De Falco, invece, come tutti i suoi colleghi preposti alle Capitanerie, al di là di qualche cerimonia ufficiale o della partecipazione ad una manifestazione pubblica, sono tenuti a metabolizzare le regole piuttosto severe, proprie della carriera militare.

L’irresponsabile ‘inchino ‘ dedicato al vecchio comandante, avvertito nella sua dimora di Grosseto,  e ai congiunti del capo cameriere di bordo, unico componente dell’equipaggio abitualmente residente all’Isola del Giglio, va collocato, invece, dentro la subcultura della parata, dell’effimero, della destrezza elevata ad estrosità se non a vera e propria stravaganza di cui, purtroppo, Schettino è rimasto vittima.

Di questa stessa subcultura, purtroppo,  vengono ad impregnarsi coloro, ed oggi sono tanti, che si trovano a gestire una qualche forma di potere anche se di modestissima incidenza sociale. I prototipi per eccellenza di questo modo di essere e di agire li troviamo nella categoria dei politici, dei pubblici amministratori che, grazie all’investitura popolare, ritengono di far valere le loro decisioni secondo criteri di deteriore opportunismo, rinunciando in partenza al tanto enfatizzato bene comune.

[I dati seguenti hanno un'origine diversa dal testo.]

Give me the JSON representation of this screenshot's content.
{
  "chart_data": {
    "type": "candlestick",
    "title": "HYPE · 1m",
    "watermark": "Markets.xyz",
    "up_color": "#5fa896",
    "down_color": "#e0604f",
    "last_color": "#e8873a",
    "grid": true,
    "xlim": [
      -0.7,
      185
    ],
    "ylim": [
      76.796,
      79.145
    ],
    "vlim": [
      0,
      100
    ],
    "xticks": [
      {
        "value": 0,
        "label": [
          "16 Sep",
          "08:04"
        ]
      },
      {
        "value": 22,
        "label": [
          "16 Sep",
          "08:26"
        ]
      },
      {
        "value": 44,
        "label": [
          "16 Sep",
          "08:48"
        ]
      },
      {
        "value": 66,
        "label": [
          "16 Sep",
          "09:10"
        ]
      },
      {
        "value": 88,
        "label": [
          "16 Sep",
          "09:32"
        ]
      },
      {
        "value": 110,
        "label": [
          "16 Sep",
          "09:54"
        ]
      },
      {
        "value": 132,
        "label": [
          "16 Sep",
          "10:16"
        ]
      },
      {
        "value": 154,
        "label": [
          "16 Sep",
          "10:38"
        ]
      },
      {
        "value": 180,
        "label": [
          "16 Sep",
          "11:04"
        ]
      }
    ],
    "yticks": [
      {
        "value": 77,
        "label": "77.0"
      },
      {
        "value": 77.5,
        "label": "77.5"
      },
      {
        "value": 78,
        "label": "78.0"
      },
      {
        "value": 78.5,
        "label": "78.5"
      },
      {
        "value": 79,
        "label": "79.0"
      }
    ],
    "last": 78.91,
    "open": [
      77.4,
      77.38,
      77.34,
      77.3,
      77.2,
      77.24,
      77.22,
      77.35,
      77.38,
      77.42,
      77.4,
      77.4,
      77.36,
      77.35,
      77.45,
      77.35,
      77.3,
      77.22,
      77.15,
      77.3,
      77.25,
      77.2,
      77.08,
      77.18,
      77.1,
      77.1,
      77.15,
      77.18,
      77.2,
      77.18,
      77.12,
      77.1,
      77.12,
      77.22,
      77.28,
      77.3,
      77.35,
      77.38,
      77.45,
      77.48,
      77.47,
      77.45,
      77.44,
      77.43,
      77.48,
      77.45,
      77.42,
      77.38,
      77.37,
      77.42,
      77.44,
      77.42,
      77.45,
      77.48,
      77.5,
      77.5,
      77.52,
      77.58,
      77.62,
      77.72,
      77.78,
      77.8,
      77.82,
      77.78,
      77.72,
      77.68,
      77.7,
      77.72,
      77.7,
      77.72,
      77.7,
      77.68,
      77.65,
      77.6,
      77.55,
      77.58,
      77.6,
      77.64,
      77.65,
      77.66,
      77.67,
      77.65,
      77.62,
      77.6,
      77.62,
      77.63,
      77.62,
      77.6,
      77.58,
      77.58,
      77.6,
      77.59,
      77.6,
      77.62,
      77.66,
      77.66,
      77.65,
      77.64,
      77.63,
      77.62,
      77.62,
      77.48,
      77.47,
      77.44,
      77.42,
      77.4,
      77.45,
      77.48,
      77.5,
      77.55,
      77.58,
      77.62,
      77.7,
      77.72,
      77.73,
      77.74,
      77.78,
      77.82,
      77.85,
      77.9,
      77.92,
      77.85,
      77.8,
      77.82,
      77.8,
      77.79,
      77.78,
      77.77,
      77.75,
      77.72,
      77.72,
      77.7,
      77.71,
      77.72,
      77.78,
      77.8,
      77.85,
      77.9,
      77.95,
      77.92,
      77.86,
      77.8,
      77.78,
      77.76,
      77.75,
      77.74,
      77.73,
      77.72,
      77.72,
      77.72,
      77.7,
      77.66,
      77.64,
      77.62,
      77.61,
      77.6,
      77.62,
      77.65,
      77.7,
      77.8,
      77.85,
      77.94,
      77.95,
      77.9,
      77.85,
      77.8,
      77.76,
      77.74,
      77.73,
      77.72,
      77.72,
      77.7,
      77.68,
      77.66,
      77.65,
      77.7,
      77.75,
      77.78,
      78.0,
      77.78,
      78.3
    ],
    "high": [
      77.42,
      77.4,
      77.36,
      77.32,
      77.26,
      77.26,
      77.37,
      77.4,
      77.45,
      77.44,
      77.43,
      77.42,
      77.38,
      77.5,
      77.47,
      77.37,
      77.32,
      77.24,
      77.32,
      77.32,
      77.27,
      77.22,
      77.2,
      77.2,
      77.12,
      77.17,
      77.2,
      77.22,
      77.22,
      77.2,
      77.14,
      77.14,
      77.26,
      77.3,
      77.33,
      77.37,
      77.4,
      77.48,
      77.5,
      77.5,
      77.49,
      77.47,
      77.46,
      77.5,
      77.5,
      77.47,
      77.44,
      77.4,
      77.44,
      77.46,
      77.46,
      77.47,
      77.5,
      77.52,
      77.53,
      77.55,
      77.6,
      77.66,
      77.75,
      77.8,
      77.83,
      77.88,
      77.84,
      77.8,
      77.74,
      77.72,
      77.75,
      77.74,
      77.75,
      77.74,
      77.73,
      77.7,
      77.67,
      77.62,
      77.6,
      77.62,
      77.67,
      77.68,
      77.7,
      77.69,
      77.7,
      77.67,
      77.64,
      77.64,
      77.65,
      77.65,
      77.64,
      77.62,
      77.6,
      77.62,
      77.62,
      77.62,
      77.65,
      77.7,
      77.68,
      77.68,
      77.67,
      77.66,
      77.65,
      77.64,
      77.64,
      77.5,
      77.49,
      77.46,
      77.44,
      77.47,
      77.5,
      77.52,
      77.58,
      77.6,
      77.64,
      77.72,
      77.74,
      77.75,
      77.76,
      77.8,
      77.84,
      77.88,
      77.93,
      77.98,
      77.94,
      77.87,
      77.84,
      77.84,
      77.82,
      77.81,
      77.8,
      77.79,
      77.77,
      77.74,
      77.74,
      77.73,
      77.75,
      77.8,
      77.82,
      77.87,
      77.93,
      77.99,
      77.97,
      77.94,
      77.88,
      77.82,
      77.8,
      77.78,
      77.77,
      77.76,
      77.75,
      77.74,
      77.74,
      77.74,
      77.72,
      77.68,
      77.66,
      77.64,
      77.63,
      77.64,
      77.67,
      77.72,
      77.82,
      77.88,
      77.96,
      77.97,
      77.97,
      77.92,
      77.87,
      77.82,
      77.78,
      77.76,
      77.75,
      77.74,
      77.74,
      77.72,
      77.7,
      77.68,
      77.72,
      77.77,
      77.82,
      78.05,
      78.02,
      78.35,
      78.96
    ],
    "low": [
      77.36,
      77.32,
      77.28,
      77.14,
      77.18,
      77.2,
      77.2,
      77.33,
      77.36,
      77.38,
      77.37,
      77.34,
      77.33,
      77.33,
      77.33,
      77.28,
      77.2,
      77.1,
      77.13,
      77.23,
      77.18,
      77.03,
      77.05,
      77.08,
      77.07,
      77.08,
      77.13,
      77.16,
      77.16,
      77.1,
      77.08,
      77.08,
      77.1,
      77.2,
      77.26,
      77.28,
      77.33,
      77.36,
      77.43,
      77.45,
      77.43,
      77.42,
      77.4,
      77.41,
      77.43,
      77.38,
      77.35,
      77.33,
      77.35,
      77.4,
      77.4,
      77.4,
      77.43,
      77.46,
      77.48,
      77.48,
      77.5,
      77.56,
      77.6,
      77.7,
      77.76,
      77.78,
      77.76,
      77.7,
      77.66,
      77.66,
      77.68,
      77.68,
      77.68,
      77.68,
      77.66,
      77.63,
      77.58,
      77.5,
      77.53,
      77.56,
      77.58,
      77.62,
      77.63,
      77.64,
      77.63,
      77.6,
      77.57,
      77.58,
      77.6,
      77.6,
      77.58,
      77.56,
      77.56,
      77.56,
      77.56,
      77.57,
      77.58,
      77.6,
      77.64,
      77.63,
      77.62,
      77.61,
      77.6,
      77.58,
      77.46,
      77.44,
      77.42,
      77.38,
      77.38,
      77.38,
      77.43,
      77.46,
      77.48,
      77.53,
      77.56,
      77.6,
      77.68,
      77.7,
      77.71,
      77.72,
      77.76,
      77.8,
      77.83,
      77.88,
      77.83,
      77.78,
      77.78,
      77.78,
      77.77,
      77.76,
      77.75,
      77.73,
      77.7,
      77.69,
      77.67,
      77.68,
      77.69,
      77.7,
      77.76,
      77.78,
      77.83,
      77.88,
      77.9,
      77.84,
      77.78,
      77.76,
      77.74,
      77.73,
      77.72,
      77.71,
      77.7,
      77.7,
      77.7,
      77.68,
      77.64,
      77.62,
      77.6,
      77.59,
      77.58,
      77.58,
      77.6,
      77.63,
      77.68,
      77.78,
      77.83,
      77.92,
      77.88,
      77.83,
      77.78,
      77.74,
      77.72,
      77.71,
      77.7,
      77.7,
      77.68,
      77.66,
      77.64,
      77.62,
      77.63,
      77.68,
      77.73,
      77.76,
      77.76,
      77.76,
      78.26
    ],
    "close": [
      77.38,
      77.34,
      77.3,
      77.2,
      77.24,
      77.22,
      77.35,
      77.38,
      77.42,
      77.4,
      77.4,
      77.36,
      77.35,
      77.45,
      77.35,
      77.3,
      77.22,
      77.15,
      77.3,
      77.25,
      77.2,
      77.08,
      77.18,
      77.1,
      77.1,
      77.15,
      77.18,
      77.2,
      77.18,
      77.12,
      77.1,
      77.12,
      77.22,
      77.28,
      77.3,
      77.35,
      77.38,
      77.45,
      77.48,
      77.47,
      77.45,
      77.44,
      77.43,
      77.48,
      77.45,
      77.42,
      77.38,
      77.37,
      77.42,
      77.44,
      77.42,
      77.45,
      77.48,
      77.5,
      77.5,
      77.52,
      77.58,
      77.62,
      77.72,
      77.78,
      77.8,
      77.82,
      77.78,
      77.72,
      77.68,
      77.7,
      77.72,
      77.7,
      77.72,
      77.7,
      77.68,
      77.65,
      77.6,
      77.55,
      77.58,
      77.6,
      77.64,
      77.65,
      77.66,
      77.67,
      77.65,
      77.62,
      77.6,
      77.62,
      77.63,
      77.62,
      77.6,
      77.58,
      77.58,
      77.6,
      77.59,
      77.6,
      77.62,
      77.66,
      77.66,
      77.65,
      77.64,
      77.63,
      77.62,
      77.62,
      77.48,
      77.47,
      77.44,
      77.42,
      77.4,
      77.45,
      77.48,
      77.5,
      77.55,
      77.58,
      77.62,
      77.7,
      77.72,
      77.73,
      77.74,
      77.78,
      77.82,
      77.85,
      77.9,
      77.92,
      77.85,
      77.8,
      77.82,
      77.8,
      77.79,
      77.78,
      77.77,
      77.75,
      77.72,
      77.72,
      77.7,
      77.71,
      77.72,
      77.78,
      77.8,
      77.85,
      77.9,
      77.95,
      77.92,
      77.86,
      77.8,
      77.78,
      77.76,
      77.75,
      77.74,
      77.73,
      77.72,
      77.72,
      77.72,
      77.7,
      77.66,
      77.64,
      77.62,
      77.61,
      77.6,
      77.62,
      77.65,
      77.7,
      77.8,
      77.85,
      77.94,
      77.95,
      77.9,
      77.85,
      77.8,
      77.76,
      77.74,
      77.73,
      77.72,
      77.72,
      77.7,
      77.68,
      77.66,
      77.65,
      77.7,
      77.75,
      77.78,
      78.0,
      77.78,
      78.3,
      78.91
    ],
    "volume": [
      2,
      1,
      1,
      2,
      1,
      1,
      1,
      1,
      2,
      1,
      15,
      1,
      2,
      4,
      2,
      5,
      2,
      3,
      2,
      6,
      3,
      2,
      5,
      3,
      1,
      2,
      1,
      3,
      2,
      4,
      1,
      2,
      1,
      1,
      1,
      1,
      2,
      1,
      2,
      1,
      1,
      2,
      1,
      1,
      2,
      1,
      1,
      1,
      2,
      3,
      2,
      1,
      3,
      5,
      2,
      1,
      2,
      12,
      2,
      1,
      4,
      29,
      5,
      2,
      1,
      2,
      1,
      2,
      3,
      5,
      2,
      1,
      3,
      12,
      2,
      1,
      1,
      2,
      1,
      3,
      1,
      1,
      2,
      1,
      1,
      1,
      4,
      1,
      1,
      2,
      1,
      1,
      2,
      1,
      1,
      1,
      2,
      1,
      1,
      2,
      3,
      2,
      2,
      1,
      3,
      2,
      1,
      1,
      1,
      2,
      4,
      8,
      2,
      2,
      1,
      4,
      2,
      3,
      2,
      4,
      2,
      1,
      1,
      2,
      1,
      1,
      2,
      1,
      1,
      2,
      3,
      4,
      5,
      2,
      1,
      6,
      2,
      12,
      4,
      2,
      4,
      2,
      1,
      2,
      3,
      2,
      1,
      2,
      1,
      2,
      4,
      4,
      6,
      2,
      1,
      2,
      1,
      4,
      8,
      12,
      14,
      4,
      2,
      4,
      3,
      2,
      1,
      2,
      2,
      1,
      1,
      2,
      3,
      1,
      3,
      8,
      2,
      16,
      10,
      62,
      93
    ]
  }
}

Ma di questa stessa patologia sono affetti i tanti, troppi personaggi che costituiscono soprattutto la variegata costellazione dei dipendenti pubblici: dall’addetto allo sportello che sbuffa all’ulteriore richiesta di delucidazione da parte dell’utente al suo dirigente che gestirà al meglio l’apposizione della sua firma a quell’attestato o a quel certificato, lasciandola precedere da sottolineature che ne evidenzino la natura di favore concesso in nome e per conto di,  di eccezione compiuta per insistente intervento del comune amico degli amici che ha segnalato la pratica.

La nostra antropologia di popolo tradizionalmente ancorato ai valori della sussidiarietà e della solidarietà sta cambiando paurosamente e, purtroppo, in peggio. Oggi capita di utilizzare da venti anni l’ascensore di casa in compagnia dello stesso condomino e di non andare oltre, nel migliore dei casi, ad una ripetitiva considerazione sul ‘ tempo che fa’.

Oppure succede di leggere un manifesto di annuncio funebre, affisso accanto all’ingresso del portone, e di chiedere informazioni sull’identità della signora del piano di sopra di cui si annuncia il decesso.

Il comandante Schettino, così come alcuni dei suoi ufficiali, tra i quali il disorientato medico di bordo, sempre più incapace di dare risposte convincenti alle incalzanti domande di Vespa a ‘ Porta  a porta ‘, hanno considerato atto primario quello di  salvare innanzitutto  le loro vite.

Purtroppo oggi così va il mondo. Di conseguenza l’intervento pertinente, dovuto e risoluto del comandante De Falco gli fa attribuire l’appellativo di eroe.